Empezar con buen pie las vacaciones...




Para no romper la dinámica de varios de mis posts, voy a explicar la anécdota que me ocurrió el primer día de vacaciones. Por ello lo he titulado de esta forma porque estas cosas le pueden pasar a cualquiera pero que casualidad que me ocurren a mí. En el fondo es una tontería, pero arrastré sus consecuencias durante los diez días que pasé en la isla.
El primer día todo empezó aparentemente muy bien, mi pareja y yo nos sentamos en la terraza a desayunar y contemplar las vistas mientras disfrutábamos de un cafecito caliente. Después fuimos a comprar para abastecernos durante la semana y decidimos ir a dar un paseo para conocer la zona y sus preciosas playas. Hasta aquí todo es aparentemente normal ¿verdad? pues en realidad no es así, sino no tendría sentido escribir esto. 
Decidimos ir a darnos un bañito después de comer y mi pareja cogió su cámara acuática para grabar bajo el mar cuando practicara snorkel, pero al principio prefirió grabarnos a ambos al entrar en el agua. Todo habría salido a pedir de boca si mis tonterías no hubiesen aflorado, supongo que muchos/as de vosotros/as os preguntaréis a que me refiero ¿verdad? pues simplemente es que una no se agrada demasiado en bikini y no quería salir en el vídeo por temor que alguien más lo viera...y tratando de que no me captara la cámara y a pesar de que el agua cristalina permitía observar cualquier detalle del fondo, me golpee contra una roca, bueno rectifico, más bien le di una patada y me fastidie el dedo corazón del pie. Dedo que es más largo que el resto, algo que heredé de mi abuela, en paz descanse y que siempre me golpeo por todas partes. Al principio sentí dolor pero creí que no era nada grave, pero horas después aquello empezó a ponerse feote. Al día siguiente parecía una butifarra y me dolía bastante, no fui al médico y preferí tomarme un antiinflamatorio ya que podía moverlo por lo tanto no había rotura. Estuve así los diez días aunque poco a poco fue bajando la inflamación y el dedo volvió a parecer eso, un dedo del pie y no un choricillo de Burgos. Para rematar la jugada esa misma noche me picó un mosquito de las islas, al que también llaman tigre y se puso la botas conmigo ya que me picó cinco veces en el brazo, codo, mano y cara. No daba crédito y pensé: -cómo sean así todos los días vamos listos-. Pero por suerte las cosas fueron muy bien, compramos un repelente y una crema para calmar los efectos de las picadas y se me fueron curando poco a poco.
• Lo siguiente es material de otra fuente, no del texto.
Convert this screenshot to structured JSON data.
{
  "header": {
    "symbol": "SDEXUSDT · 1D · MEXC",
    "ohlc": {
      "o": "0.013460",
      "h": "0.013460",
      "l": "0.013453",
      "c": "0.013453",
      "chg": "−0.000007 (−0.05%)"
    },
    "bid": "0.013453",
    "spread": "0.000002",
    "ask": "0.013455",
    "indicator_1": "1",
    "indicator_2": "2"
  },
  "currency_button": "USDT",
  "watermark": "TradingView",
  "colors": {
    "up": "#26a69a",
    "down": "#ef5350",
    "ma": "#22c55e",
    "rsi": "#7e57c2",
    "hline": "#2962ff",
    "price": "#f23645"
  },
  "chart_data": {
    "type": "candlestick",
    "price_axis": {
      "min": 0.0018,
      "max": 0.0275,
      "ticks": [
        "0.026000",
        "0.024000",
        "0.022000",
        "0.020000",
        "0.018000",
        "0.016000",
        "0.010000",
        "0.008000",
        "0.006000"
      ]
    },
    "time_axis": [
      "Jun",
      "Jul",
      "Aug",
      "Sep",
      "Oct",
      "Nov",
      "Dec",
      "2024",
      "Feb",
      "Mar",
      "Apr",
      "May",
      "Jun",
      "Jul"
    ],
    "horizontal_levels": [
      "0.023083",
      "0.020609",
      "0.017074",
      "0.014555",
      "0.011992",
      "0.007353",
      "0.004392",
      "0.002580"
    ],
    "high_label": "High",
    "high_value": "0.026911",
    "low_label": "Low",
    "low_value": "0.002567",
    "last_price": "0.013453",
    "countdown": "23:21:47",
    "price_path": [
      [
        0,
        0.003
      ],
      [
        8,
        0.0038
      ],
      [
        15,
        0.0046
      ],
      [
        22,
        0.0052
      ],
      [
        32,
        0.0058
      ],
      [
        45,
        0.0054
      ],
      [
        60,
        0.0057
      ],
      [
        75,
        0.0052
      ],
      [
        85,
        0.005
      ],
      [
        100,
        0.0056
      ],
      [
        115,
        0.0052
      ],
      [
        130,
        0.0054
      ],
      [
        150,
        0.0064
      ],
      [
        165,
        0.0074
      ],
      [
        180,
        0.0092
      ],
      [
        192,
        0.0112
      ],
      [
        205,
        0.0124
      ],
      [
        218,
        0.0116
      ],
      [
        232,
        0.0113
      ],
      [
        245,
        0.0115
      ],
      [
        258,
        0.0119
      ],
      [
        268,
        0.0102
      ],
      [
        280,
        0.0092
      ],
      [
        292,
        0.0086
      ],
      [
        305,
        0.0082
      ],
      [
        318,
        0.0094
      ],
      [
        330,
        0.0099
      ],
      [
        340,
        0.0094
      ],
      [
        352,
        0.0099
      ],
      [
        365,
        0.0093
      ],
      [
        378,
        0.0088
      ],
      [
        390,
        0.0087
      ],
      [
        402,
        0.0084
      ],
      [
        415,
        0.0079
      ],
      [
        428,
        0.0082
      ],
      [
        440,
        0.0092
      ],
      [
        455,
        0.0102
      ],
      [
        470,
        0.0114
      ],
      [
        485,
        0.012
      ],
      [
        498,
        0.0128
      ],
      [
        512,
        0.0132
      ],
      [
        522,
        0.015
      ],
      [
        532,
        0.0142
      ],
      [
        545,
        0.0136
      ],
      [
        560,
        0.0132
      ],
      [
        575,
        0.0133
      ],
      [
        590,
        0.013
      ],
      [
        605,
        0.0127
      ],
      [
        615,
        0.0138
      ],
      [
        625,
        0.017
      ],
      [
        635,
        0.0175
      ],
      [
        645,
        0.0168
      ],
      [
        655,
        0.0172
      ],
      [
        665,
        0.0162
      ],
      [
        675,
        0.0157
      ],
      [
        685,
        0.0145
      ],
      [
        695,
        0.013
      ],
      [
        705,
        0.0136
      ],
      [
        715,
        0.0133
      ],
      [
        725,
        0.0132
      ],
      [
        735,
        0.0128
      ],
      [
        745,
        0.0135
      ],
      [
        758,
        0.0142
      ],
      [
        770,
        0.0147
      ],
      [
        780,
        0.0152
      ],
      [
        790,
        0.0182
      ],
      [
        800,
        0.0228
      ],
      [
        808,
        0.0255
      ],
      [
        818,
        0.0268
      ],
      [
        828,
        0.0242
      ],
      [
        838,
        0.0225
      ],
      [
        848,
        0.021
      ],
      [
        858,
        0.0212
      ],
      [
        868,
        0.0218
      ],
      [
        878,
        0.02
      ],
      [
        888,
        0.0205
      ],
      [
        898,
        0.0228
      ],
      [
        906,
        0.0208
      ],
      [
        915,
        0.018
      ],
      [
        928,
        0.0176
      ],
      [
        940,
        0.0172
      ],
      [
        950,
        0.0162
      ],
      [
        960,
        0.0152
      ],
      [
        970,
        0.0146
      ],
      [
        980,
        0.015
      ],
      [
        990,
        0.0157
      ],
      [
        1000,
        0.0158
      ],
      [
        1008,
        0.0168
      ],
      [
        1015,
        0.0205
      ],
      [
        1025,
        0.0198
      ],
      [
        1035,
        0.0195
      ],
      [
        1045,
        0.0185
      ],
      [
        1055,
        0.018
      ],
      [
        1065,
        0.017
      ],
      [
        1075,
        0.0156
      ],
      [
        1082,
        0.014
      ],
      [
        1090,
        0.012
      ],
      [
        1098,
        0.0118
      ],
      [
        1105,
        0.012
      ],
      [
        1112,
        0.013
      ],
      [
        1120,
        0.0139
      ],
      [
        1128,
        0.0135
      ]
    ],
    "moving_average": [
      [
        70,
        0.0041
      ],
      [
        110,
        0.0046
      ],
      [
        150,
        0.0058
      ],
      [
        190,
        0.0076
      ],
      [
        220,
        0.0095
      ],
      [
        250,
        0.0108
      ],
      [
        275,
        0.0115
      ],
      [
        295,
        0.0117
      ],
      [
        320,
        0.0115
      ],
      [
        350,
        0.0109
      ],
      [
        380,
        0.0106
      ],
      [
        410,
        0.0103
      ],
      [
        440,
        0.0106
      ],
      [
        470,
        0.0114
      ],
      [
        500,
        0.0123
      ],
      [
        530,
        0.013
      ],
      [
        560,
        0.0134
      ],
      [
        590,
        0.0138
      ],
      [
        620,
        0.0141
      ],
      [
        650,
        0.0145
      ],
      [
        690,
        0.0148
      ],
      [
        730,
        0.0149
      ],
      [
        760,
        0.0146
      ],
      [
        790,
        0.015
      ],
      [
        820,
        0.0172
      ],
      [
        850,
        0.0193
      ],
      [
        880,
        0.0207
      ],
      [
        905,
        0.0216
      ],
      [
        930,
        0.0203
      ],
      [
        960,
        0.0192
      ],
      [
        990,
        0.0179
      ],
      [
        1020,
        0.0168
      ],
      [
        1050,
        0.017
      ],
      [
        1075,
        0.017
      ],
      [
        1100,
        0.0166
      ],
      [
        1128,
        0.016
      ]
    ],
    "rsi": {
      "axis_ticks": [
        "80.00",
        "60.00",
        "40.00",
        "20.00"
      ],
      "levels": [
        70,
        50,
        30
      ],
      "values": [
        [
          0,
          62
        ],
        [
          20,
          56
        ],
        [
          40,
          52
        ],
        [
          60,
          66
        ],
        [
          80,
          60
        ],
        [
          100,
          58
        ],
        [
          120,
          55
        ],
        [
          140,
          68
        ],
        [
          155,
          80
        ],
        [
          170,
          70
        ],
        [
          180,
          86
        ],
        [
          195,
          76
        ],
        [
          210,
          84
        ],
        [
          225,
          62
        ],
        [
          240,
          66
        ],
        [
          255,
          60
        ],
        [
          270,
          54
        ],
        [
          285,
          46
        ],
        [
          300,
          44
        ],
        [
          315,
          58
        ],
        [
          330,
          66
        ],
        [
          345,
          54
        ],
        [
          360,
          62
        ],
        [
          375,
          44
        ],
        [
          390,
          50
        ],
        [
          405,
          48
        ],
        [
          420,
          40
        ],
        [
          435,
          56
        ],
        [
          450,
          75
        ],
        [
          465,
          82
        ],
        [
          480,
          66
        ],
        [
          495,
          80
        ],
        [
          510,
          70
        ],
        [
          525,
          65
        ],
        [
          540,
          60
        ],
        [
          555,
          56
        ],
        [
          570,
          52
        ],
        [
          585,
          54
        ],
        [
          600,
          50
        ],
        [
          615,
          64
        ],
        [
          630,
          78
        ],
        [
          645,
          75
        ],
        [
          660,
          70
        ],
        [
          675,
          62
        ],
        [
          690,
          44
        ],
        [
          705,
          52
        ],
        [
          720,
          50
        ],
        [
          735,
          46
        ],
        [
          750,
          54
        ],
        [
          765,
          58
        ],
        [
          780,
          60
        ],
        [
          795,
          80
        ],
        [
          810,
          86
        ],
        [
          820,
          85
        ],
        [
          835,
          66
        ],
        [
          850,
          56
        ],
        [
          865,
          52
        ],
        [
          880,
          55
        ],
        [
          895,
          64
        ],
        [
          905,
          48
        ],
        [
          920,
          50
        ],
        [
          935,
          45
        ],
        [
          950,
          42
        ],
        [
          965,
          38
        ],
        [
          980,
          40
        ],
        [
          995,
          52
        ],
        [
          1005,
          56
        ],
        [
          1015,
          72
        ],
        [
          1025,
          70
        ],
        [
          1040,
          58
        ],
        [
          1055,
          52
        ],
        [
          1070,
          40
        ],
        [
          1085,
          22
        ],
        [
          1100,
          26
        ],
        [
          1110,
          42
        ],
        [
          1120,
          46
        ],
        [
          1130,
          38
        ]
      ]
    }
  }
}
El que también empezó con mal pie fue mi pareja que se golpeó el mismo dedo que yo, del mismo pie, contra la tabla de surf y al día siguiente también tenia una pequeña butifarra de dedo. Por suerte poco a poco se fue curando también y recuperó su apariencia de dedo del pie.
Cosas que le pasan a una y que dan rabia la verdad, pero bueno que todo sea esto en la vida ¿no?.
A la vuelta de mis vacaciones me picó un mosquito tigre de verdad, de los buenos, de los que están entrenados por el ejército y me ha dejado la pierna como una mortadela, provocándome una mala hostia que no os quiero ni contar. Al menos la inflamación ha bajado y los efectos se han calmado, pero vaya cuatro días he tenido que soportar porque el quemazón y el dolor no me lo quita nadie. 
Así que he acabado el verano con ocho picadas en mi cuerpo cuando creí que este año me iba a librar, si es que no se puede subestimar a estos jodidos insectos porque no estamos a salvo en ningún sitio. Por lo tanto y hasta que llegue el frío seguiré embadurnándome con repelente...que remedio me queda.




Gubi's place.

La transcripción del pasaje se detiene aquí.